They also believe that companies are getting sophisticated and use different tactics for different customers. Studies have shown that women get annoyed faster than men in dealing with poor customer service. Research has shown that some demographics, like the elderly, are easier to dissuade from getting a refund.

Smaller ISPs understand the poor customer service from the big ISPs and most of them strive to do better. However, I know of smaller ISPs with aggressive win-back programs or who use every call as a marketing opportunity, and such ISPs have to be careful to not fall into the same bad habits as the big ISPs.

I find it amusing that one of the many reasons cited for breaking up the Bell System was to improve customer service. Regulators thought that smaller regional companies would be nimbler and do a better job of interacting with customers. This turned out not to be true. In fact, I consider my interactions with monopolies to be the easiest. I can’t recall a call I’ve ever had with an electric or water utility that wasn’t completed quickly and efficiently. Perhaps ISPs ought to strive to be more like them.

Why Big ISPs Screw Up

I was recently joking with a colleague about some of the really dumb things that some of the big ISPs do – those things that get negative press or that make customers permanently dislike them. But after thinking about it a bit, it struck me that bad behavior by the big companies is almost inevitable – it’s a challenge for a big company to not behave badly. I can think of a number of reasons for the poor decisions that big ISPs seem to repeatedly make.

Good Intentions but Bad Policies. Some of the ugliest stories in the press from our industry have come from Comcast customer service. Customers have recorded customer service representatives saying some of the most awful things. Comcast executives have often been quoted as saying that they want to do a better job of customer service and the company has thrown big bucks at the issue over the last decade to try to improve.

But Comcast has corporate policies that undo all of their good intentions. Some of the most memorable press stories came from customer service reps who are compensated for stopping customers from disconnecting service or for upselling additional services to customers. Win-back programs and upselling are good for the Comcast bottom line, but they tempt poorly paid customer service reps into saying anything to stop a customer from disconnecting or entice a customer service rep to sneak unwanted products onto a customer’s bill. The bottom line is that policies that promote good behavior go out the window when employees are compensated for bad behavior.
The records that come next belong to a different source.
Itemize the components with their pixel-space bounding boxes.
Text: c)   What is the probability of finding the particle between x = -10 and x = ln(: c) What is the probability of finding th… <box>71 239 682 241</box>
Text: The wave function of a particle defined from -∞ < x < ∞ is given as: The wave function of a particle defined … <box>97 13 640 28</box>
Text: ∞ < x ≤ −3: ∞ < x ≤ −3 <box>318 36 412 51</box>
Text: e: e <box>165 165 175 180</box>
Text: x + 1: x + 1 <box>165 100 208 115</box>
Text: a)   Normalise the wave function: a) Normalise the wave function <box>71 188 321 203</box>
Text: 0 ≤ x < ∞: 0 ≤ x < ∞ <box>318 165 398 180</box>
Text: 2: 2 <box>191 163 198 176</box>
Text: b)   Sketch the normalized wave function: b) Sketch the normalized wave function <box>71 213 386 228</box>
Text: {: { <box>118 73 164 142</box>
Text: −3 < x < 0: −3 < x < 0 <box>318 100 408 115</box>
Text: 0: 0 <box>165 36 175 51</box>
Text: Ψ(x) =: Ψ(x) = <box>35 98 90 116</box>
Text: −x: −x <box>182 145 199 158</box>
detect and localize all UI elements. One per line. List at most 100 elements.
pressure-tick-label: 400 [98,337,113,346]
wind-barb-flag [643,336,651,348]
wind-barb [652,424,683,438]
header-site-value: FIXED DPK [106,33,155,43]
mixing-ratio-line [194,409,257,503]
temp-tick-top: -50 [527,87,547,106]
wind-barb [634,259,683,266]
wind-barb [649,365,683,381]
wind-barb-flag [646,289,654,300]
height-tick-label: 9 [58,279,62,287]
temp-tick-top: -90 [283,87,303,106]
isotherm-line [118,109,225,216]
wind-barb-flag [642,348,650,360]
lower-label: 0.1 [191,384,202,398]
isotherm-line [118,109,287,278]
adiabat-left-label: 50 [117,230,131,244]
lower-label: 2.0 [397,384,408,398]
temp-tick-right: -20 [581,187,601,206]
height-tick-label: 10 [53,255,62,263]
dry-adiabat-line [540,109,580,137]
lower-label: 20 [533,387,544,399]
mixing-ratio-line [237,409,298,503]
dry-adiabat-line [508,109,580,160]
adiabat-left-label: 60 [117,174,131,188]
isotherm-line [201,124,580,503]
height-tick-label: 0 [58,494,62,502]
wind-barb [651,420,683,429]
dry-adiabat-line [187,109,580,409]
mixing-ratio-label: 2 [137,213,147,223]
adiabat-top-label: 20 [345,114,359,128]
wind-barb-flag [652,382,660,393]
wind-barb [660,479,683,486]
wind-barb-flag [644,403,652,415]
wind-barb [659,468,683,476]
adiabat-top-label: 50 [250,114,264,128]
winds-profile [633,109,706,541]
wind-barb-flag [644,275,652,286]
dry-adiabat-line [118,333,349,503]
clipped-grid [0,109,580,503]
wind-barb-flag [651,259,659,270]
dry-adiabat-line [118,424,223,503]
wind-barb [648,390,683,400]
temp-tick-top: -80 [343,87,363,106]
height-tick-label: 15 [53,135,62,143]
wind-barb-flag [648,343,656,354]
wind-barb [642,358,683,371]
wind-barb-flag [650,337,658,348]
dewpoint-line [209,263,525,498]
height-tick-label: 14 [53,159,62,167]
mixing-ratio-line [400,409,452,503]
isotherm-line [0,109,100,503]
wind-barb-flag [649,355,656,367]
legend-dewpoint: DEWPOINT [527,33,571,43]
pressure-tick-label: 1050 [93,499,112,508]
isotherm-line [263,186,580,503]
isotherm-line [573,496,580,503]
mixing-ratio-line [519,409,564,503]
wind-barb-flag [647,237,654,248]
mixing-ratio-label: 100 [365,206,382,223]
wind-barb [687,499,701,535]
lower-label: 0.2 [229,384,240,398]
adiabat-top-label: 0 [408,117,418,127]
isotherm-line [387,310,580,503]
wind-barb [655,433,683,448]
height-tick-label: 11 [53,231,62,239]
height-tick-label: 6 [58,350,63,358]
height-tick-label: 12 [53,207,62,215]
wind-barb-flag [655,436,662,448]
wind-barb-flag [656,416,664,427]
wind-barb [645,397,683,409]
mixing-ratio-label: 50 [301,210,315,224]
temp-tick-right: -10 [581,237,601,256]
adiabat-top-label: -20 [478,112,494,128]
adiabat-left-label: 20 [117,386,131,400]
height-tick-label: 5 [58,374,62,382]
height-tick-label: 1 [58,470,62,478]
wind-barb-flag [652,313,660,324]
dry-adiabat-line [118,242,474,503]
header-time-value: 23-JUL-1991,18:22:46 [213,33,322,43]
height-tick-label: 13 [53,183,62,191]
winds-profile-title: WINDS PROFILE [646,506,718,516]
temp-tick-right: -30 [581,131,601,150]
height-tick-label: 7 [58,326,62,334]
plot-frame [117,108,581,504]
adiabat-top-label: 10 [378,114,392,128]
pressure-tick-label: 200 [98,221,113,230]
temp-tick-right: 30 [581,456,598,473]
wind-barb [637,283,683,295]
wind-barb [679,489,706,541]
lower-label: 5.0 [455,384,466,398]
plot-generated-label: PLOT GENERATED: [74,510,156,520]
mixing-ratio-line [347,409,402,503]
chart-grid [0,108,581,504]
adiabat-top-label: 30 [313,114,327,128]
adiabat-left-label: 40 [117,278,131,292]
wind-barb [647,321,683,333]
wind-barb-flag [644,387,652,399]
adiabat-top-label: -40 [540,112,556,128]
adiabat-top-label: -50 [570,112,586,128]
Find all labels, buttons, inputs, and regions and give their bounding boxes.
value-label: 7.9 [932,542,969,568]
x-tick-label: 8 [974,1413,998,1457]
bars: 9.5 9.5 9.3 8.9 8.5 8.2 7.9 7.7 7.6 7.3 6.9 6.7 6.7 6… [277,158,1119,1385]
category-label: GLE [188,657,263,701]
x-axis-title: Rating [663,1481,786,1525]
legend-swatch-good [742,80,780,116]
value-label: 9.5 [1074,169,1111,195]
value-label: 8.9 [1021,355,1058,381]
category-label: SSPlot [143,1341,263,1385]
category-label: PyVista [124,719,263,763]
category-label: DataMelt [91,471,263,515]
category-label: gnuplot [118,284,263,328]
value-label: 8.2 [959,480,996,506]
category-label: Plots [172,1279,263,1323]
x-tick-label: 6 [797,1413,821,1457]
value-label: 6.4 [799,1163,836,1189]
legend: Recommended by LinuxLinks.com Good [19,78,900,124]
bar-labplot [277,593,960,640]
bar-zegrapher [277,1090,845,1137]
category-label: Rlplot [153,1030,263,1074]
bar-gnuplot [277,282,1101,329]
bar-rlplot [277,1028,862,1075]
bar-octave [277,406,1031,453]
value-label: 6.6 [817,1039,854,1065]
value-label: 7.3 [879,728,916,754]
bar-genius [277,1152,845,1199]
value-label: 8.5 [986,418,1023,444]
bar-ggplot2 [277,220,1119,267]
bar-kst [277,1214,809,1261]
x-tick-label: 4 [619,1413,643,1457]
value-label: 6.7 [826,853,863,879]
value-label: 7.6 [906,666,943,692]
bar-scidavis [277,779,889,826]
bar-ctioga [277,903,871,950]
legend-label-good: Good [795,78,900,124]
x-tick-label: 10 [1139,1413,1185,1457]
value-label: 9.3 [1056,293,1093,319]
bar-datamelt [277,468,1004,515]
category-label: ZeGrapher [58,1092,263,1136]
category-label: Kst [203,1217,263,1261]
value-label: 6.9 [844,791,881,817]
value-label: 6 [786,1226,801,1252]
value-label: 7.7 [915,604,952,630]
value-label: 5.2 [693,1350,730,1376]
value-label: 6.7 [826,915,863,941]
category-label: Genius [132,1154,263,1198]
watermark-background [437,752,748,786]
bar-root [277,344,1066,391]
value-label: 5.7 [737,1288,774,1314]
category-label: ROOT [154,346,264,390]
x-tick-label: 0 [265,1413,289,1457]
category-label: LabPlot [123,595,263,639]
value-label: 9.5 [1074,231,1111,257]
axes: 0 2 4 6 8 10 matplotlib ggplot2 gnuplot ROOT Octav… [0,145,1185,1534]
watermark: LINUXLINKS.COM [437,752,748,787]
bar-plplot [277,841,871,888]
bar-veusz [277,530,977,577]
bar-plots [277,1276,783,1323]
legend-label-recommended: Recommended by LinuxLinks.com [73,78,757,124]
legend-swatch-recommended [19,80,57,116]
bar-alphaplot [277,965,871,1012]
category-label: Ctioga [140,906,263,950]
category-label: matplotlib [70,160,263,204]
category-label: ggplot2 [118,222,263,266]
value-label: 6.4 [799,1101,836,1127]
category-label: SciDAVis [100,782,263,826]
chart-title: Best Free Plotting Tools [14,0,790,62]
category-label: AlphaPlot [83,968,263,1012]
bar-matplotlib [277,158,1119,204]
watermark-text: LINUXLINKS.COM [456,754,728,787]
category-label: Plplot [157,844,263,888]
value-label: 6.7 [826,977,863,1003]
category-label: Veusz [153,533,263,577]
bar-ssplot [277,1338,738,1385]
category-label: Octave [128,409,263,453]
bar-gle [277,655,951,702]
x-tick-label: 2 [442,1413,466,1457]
Decentralized Management. I remember reading last year about the big push at Verizon to bring all of their fiber assets under one regime. The company built fiber over the years under a lot of different business units and there has been no centralized fiber inventory. This has to have cost Verizon a fortune over the years with lost revenue opportunities on fiber that already exists. An outsider like me looks at this and wonders why something this common sense wasn’t done fifteen years ago. Unfortunately, the poor communications inside the company is a natural consequence of operating different business units, each in silos. The FiOS folks never knew what the enterprise or the cellular folks were doing, and so the company frittered away the huge synergies that could have been gained by making all fiber available to all business units. We’ve seen attempts at the big ISPs to make the kind of consolidation Verizon is doing, but if they aren’t careful, in time they’ll slip back to the old bad practices.

No Emphasis on Being Good Corporate Citizens. I worked at Southwestern Bell pre-divestiture. There were some negative sides from being a giant monopoly,  but the company also put a lot of effort into instilling the message internally that the company had a nationwide mandate to do a good job. The company constantly extolled its accomplishments to employees and effectively indoctrinated them into being good citizens. I happened to sit close to the person who took ‘executive’ complaints – complaints from customers that had escalated to upper management. The company made a legitimate effort to deal with every problem that made it that high in the company. Employees were rewarded for loyalty and good behavior with lifetime jobs – phone company people were joked to have bell-shaped heads.

Big ISPs no longer promise jobs for life and working at a big ISP today is just a job. I know a mountain of people who currently work for the big ISPs and none of them have that same esprit de corps that was normal at Ma Bell.

Quarterly Profit-Driven. A lot of the problems I see from the big ISPs come from the modern emphasis on quarterly earnings. This emphasis permeates down into the ranks of management at an ISP. For example, a department head might decide to not make a major repair or upgrade if it causes a blip in the department’s budget. The constant drive for quarterly earnings improvements drives ISPs to lay-off needed technicians to meet an earnings goal. It drives companies to raise rates even when they haven’t increased costs. It makes companies chase new shiny ideas like 5G even if the technology is half-baked and premature. Unfortunately, Wall Street matters more than both employees and customers – and it shows.